Die Zeit ist reif, sich über eine Neuordnung der europäischen Verhältnisse Gedanken zu machen – so der Ansatz, den der AfD-Bundestagsabgeordnete Petr Bystron mit seiner Konferenz verfolgte. Die zentralen Fragen, die sich die anwesenden Referenten – darunter der serbische Politikwissenschaftler Dušan Dostanić, der Schweizer Oberstleutnant Ralph Bosshard, der US-Journalist Harley Schlanger sowie der Ökonom Dr. Christian Zeitz aus Österreich – stellten, darf man durchaus als heikel betrachten.

Gefragt wurde, wie eine neue kontinentalistische Sicherheitsordnung in Europa aussehen und welche Rolle Russland darin spielen könnte. Außerdem stellte man das ökonomische Modell Europas auf den Prüfstand und entwickelte vor zahlreichen geladenen Gästen eine neue Vision eines europäisch-kontinentalen Marktprinzips, das sich am rheinischen Kapitalismus als Grundlage orientiert. Ebenso zentral war die Frage, welche Rolle das Christentum in einem kulturell erneuerten Europa (noch) spielen könne – und müsse.

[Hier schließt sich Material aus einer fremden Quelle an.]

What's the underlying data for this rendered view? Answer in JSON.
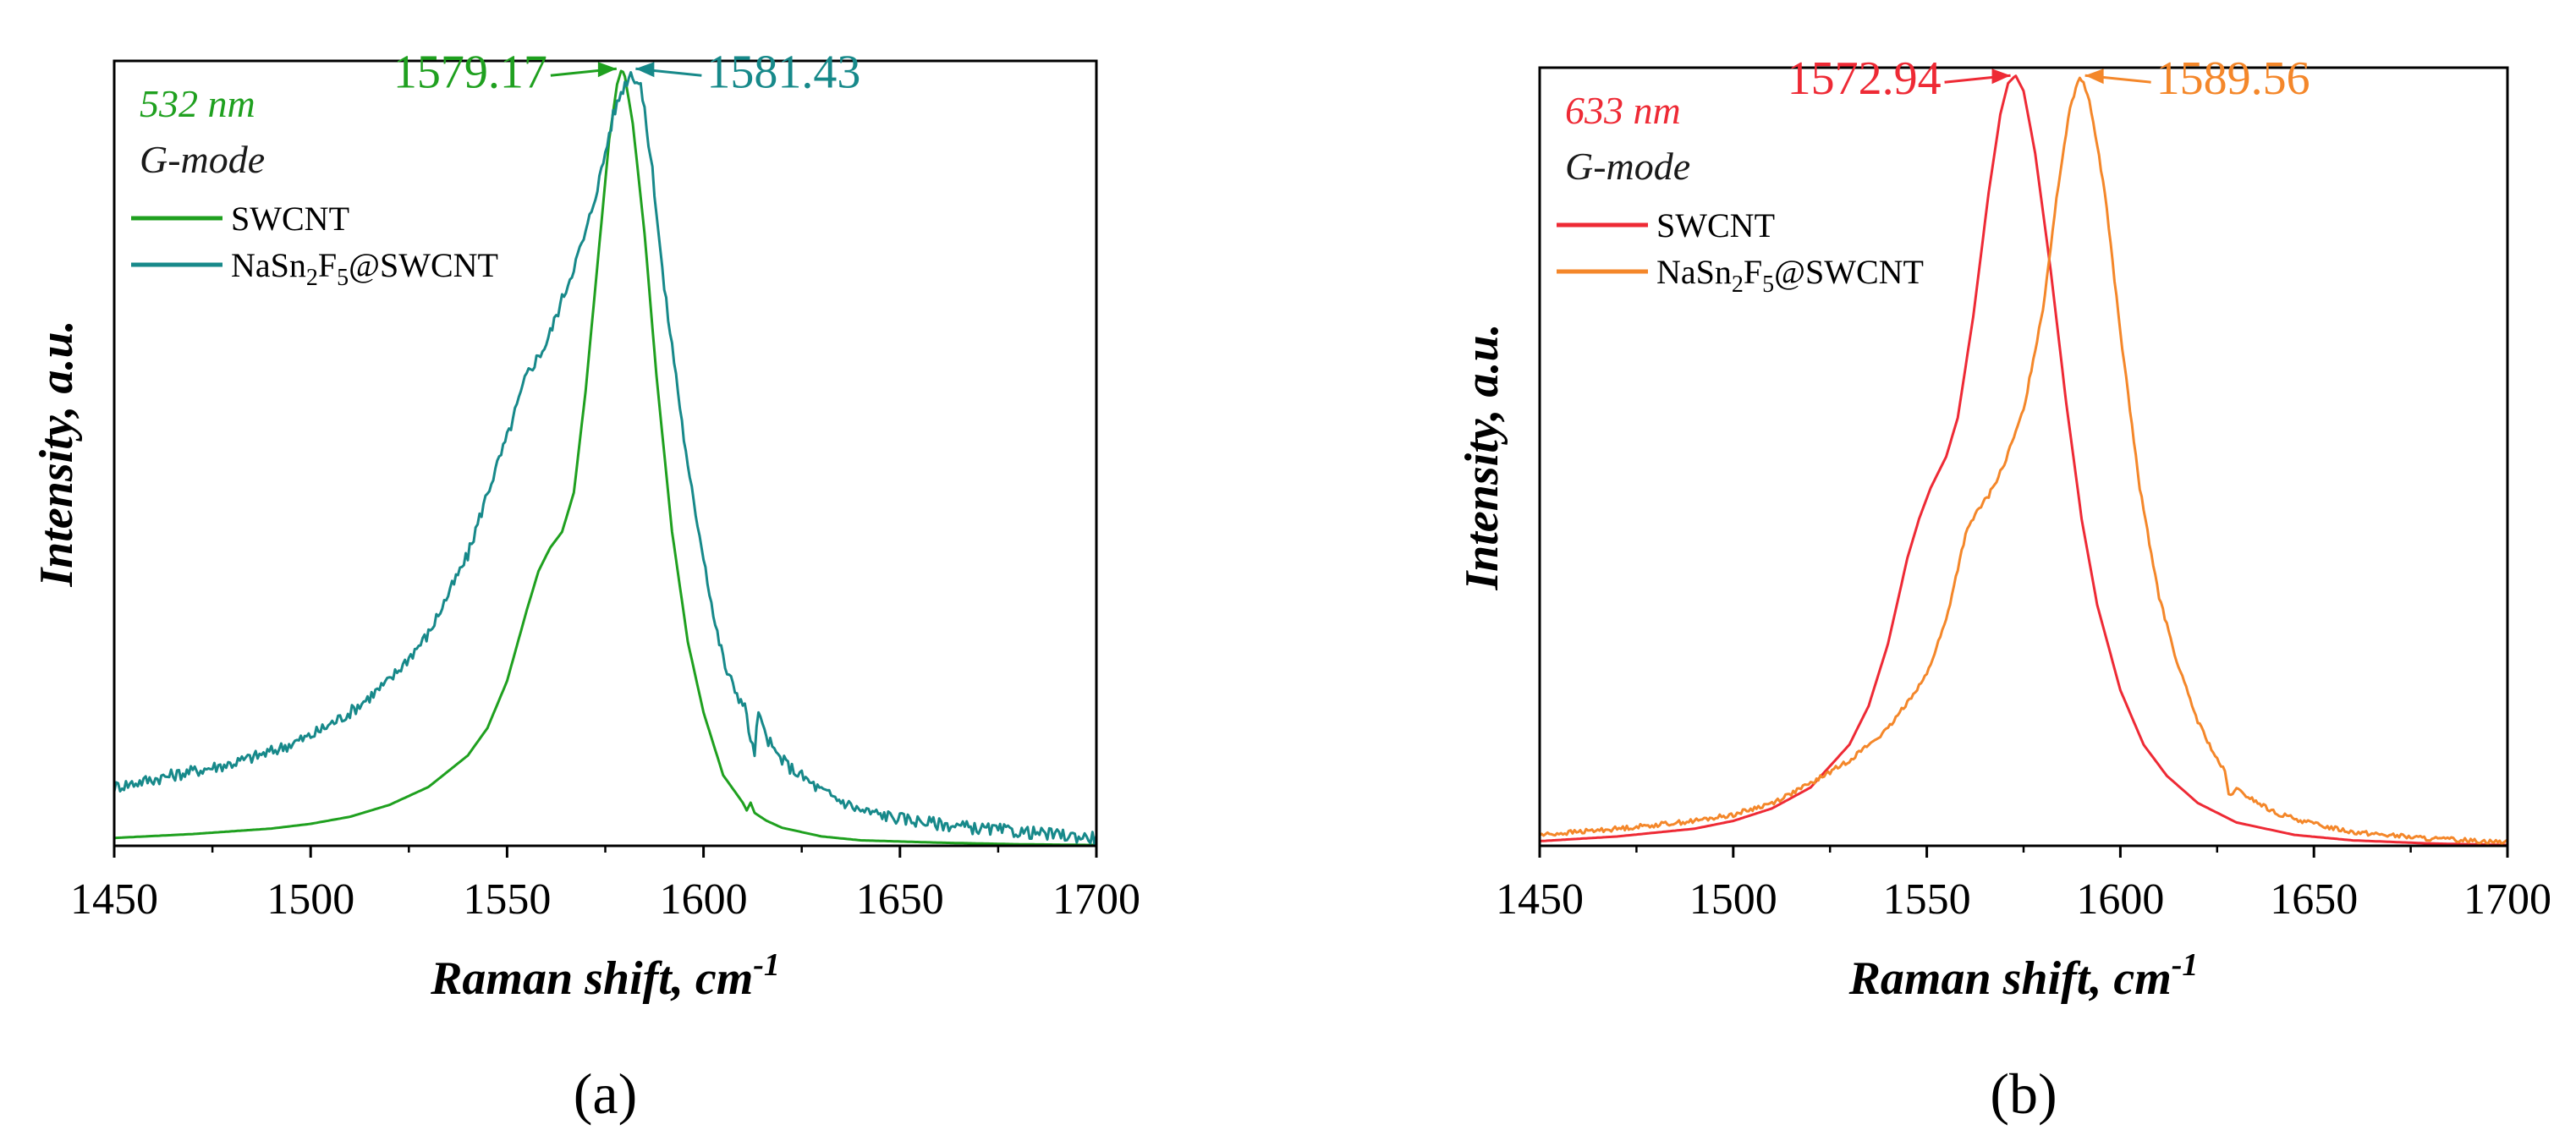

In seinen einleitenden Bemerkungen gab Bystron die Stoßrichtung der Veranstaltung vor: „Wir wollen den Begriff Europäischer Kontinentalismus in allen Facetten diskutieren und einen neuen Entwurf für eine europäische politische Identität entwickeln – im Prinzip ein Gegenentwurf zum Transatlantismus auf der einen Seite, und zu dieser Dugin’schen Vision eines Euro-Asiens auf der anderen Seite.“

Das Ende der unipolaren Welt

Dušan Dostanić, Forscher am Institut für politische Studien in Belgrad, skizzierte in seinem einleitenden Vortrag die historischen und politischen Rahmenbedingungen, die einen Neuentwurf der Europäischen Union – heute mehr denn je – nötig machen. „Für Kontinentalisten ist die Welt ein Pluriversum“, so Dostanić, der damit einen starken Gegenpol zur aktuell (noch) vorherrschenden unipolaren und globalistisch orientierten EU setzte. Der Begriff des Kontinentalismus müsse dabei als Prinzip verstanden werden, das die Freiheit und Unabhängigkeit Europas von anderen Weltmächten und ihrem Einfluss hervorhebt.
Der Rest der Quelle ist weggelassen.